Crise humanitaire au Burkina Faso : l’impact des violences sur les populations
crise humanitaire au Burkina Faso : l’impact des violences sur les populations
Le Burkina Faso, situé au cœur du Sahel central, fait face à une escalade sans précédent des violences perpétrées par des groupes djihadistes. Depuis le début de l’année, près de 230 000 personnes ont été contraintes de fuir leurs foyers, selon les dernières alertes des agences humanitaires. Cette situation dramatique touche particulièrement les enfants et leurs familles, plongeant des milliers de vies dans l’incertitude.
des milliers de déplacés internes : une crise en constante aggravation
Le Groupe de coordination opérationnelle de la réponse rapide (GCORR) révèle que plus de 37 000 ménages ont été déplacés en 2025, suite à 48 alertes au déplacement. Ce chiffre représente une augmentation alarmante de 92 % par rapport à la même période en 2024. En mai seul, 41 000 personnes ont été affectées par 12 alertes de déplacement à travers le pays.
La Boucle du Mouhoun est la région la plus touchée, avec plus de 106 000 déplacés, dont 65 000 enfants, répartis dans 13 localités comme Dédougou, Di et Tougan. Cette région concentre à elle seule 45 % du total des déplacés internes au Burkina Faso.
des besoins humanitaires urgents et multiples
La situation sécuritaire reste extrêmement volatile, avec des attaques persistantes dans les régions du Sahel, du Nord, du Centre-Nord, de l’Est, du Centre-Est et de la Boucle du Mouhoun. Ces violences ciblent aussi bien les forces de sécurité que les civils, aggravant une crise déjà complexe.

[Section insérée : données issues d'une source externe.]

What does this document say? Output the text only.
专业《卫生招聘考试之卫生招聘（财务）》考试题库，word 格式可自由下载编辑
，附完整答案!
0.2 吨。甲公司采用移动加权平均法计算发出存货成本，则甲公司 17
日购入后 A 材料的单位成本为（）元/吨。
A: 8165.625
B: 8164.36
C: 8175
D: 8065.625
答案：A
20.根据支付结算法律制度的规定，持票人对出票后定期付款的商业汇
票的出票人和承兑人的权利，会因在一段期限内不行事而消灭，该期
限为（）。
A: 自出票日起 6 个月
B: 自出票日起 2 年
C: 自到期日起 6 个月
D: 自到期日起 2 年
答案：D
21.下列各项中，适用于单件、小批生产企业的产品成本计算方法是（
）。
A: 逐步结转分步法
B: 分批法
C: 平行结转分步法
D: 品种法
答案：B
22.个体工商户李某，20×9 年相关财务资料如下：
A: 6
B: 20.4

Selon l’UNICEF, les besoins humanitaires sont « considérables » dans tous les domaines. Les priorités immédiates incluent :
- L’accès à des abris adaptés ;
- La sécurité alimentaire et la lutte contre la faim ;
- L’accès à l’eau potable, à l’assainissement et à l’hygiène ;
- La protection des populations vulnérables, notamment les enfants ;
- L’éducation et l’accès aux soins.
Malgré les efforts des organisations humanitaires sur le terrain, de nombreux besoins restent insatisfaits en raison des contraintes d’accès et des risques persistants.

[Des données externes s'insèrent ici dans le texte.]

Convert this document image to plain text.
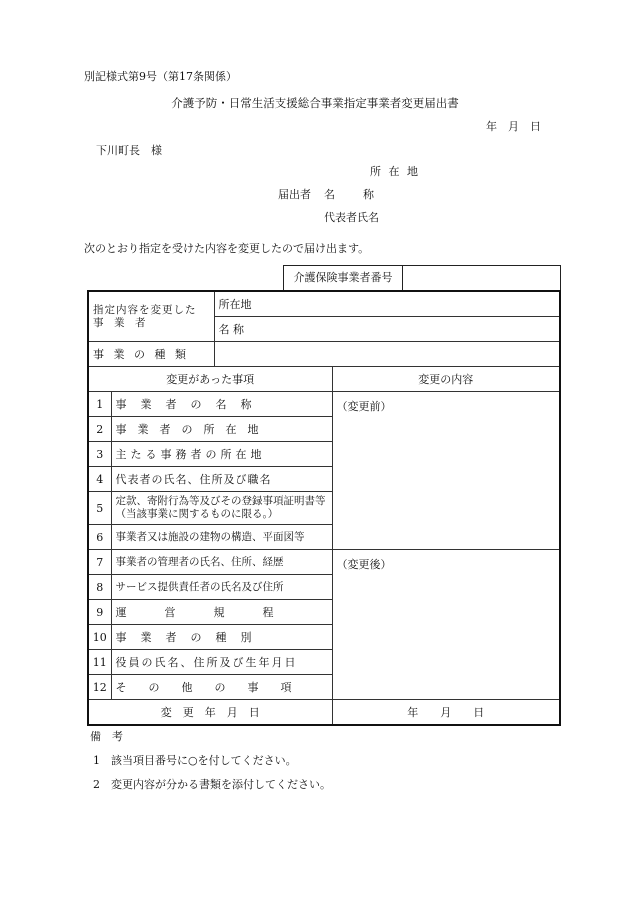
別記様式第9号（第17条関係）
介護予防・日常生活支援総合事業指定事業者変更届出書
年　月　日
下川町長　様
所 在 地
届出者	名　　称
代表者氏名
次のとおり指定を受けた内容を変更したので届け出ます。
介護保険事業者番号
指定内容を変更した
事　業　者		所在地	
		名 称	
事 業 の 種 類			
変更があった事項			変更の内容
1	事業者の名称		（変更前）
2	事業者の所在地		
3	主たる事務者の所在地		
4	代表者の氏名、住所及び職名		
5	定款、寄附行為等及びその登録事項証明書等（当該事業に関するものに限る。）		
6	事業者又は施設の建物の構造、平面図等		
7	事業者の管理者の氏名、住所、経歴		（変更後）
8	サービス提供責任者の氏名及び住所		
9	運営規程		
10	事業者の種別		
11	役員の氏名、住所及び生年月日		
12	その他の事項		
変　更　年　月　日			年　　月　　日
備　考
1　該当項目番号に○を付してください。
2　変更内容が分かる書類を添付してください。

la malnutrition aiguë sévère : une menace grandissante pour les enfants
Entre janvier et avril, plus de 36 000 enfants ont été admis pour un traitement de la malnutrition aiguë sévère. Parmi eux, plus de 20 000 proviennent des zones les plus touchées par l’insécurité, dont la Boucle du Mouhoun, le Nord, l’Est, le Sahel et le Centre-Nord.

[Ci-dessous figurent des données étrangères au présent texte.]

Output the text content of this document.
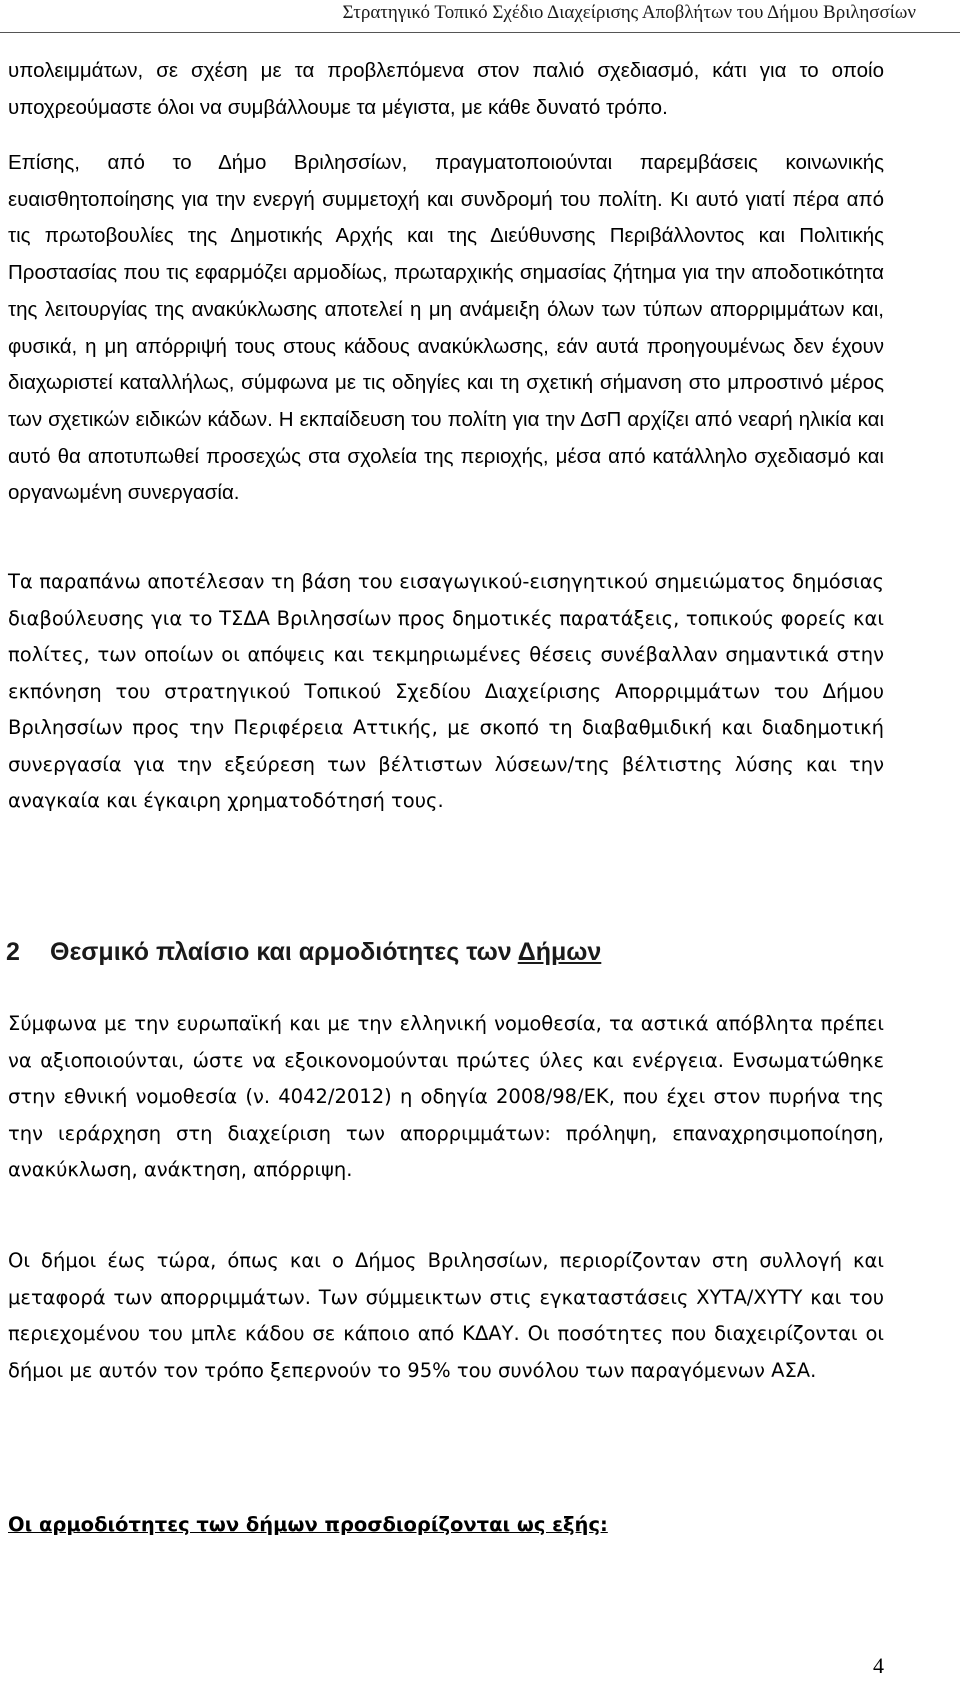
Στρατηγικό Τοπικό Σχέδιο Διαχείρισης Αποβλήτων του Δήμου Βριλησσίων

υπολειμμάτων, σε σχέση με τα προβλεπόμενα στον παλιό σχεδιασμό, κάτι για το οποίο υποχρεούμαστε όλοι να συμβάλλουμε τα μέγιστα, με κάθε δυνατό τρόπο.

Επίσης, από το Δήμο Βριλησσίων, πραγματοποιούνται παρεμβάσεις κοινωνικής ευαισθητοποίησης για την ενεργή συμμετοχή και συνδρομή του πολίτη. Κι αυτό γιατί πέρα από τις πρωτοβουλίες της Δημοτικής Αρχής και της Διεύθυνσης Περιβάλλοντος και Πολιτικής Προστασίας που τις εφαρμόζει αρμοδίως, πρωταρχικής σημασίας ζήτημα για την αποδοτικότητα της λειτουργίας της ανακύκλωσης αποτελεί η μη ανάμειξη όλων των τύπων απορριμμάτων και, φυσικά, η μη απόρριψή τους στους κάδους ανακύκλωσης, εάν αυτά προηγουμένως δεν έχουν διαχωριστεί καταλλήλως, σύμφωνα με τις οδηγίες και τη σχετική σήμανση στο μπροστινό μέρος των σχετικών ειδικών κάδων. Η εκπαίδευση του πολίτη για την ΔσΠ αρχίζει από νεαρή ηλικία και αυτό θα αποτυπωθεί προσεχώς στα σχολεία της περιοχής, μέσα από κατάλληλο σχεδιασμό και οργανωμένη συνεργασία.

Τα παραπάνω αποτέλεσαν τη βάση του εισαγωγικού-εισηγητικού σημειώματος δημόσιας διαβούλευσης για το ΤΣΔΑ Βριλησσίων προς δημοτικές παρατάξεις, τοπικούς φορείς και πολίτες, των οποίων οι απόψεις και τεκμηριωμένες θέσεις συνέβαλλαν σημαντικά στην εκπόνηση του στρατηγικού Τοπικού Σχεδίου Διαχείρισης Απορριμμάτων του Δήμου Βριλησσίων προς την Περιφέρεια Αττικής, με σκοπό τη διαβαθμιδική και διαδημοτική συνεργασία για την εξεύρεση των βέλτιστων λύσεων/της βέλτιστης λύσης και την αναγκαία και έγκαιρη χρηματοδότησή τους.

2 Θεσμικό πλαίσιο και αρμοδιότητες των Δήμων

Σύμφωνα με την ευρωπαϊκή και με την ελληνική νομοθεσία, τα αστικά απόβλητα πρέπει να αξιοποιούνται, ώστε να εξοικονομούνται πρώτες ύλες και ενέργεια. Ενσωματώθηκε στην εθνική νομοθεσία (ν. 4042/2012) η οδηγία 2008/98/ΕΚ, που έχει στον πυρήνα της την ιεράρχηση στη διαχείριση των απορριμμάτων: πρόληψη, επαναχρησιμοποίηση, ανακύκλωση, ανάκτηση, απόρριψη.

Οι δήμοι έως τώρα, όπως και ο Δήμος Βριλησσίων, περιορίζονταν στη συλλογή και μεταφορά των απορριμμάτων. Των σύμμεικτων στις εγκαταστάσεις ΧΥΤΑ/ΧΥΤΥ και του περιεχομένου του μπλε κάδου σε κάποιο από ΚΔΑΥ. Οι ποσότητες που διαχειρίζονται οι δήμοι με αυτόν τον τρόπο ξεπερνούν το 95% του συνόλου των παραγόμενων ΑΣΑ.

Οι αρμοδιότητες των δήμων προσδιορίζονται ως εξής:

4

À la fin mai, 179 000 personnes, soit 28 % des 1,3 million de personnes ayant besoin d’assistance, ont été prises en charge. Parmi elles, plus de 25 000 enfants et 8 000 cas de malnutrition aiguë sévère ont été enregistrés. Ces chiffres illustrent l’ampleur de la crise nutritionnelle qui frappe le pays.
djibo : une ville asphyxiée par le blocus djihadiste
Dans la province du Soum, la ville de Djibo, abritant environ 48 000 habitants (déplacés et résidents), est totalement isolée depuis décembre 2024. Privée d’approvisionnement en nourriture, en médicaments et en carburant, la population survit dans des conditions extrêmes.
L’UNICEF, en collaboration avec ses partenaires locaux, met en œuvre des programmes d’urgence dans les domaines de l’eau, de l’assainissement, de l’hygiène, de l’éducation, de la protection de l’enfance, de la santé et de la nutrition. Cependant, les travailleurs humanitaires et les civils sont exposés à des risques constants, notamment celui des engins explosifs improvisés et des enlèvements.
La pénurie de ressources et les difficultés d’accès aggravent encore la réponse humanitaire, rendant la situation d’autant plus critique pour les populations affectées.
La dégradation de la situation sécuritaire au Burkina Faso ne montre aucun signe d’amélioration. Les attaques répétées ont détruit des infrastructures vitales, notamment dans les secteurs de la santé, de l’éducation, de l’eau et de l’administration, laissant des communautés entières sans accès aux services de base. Les acteurs humanitaires appellent à une mobilisation accrue pour répondre à cette crise sans précédent.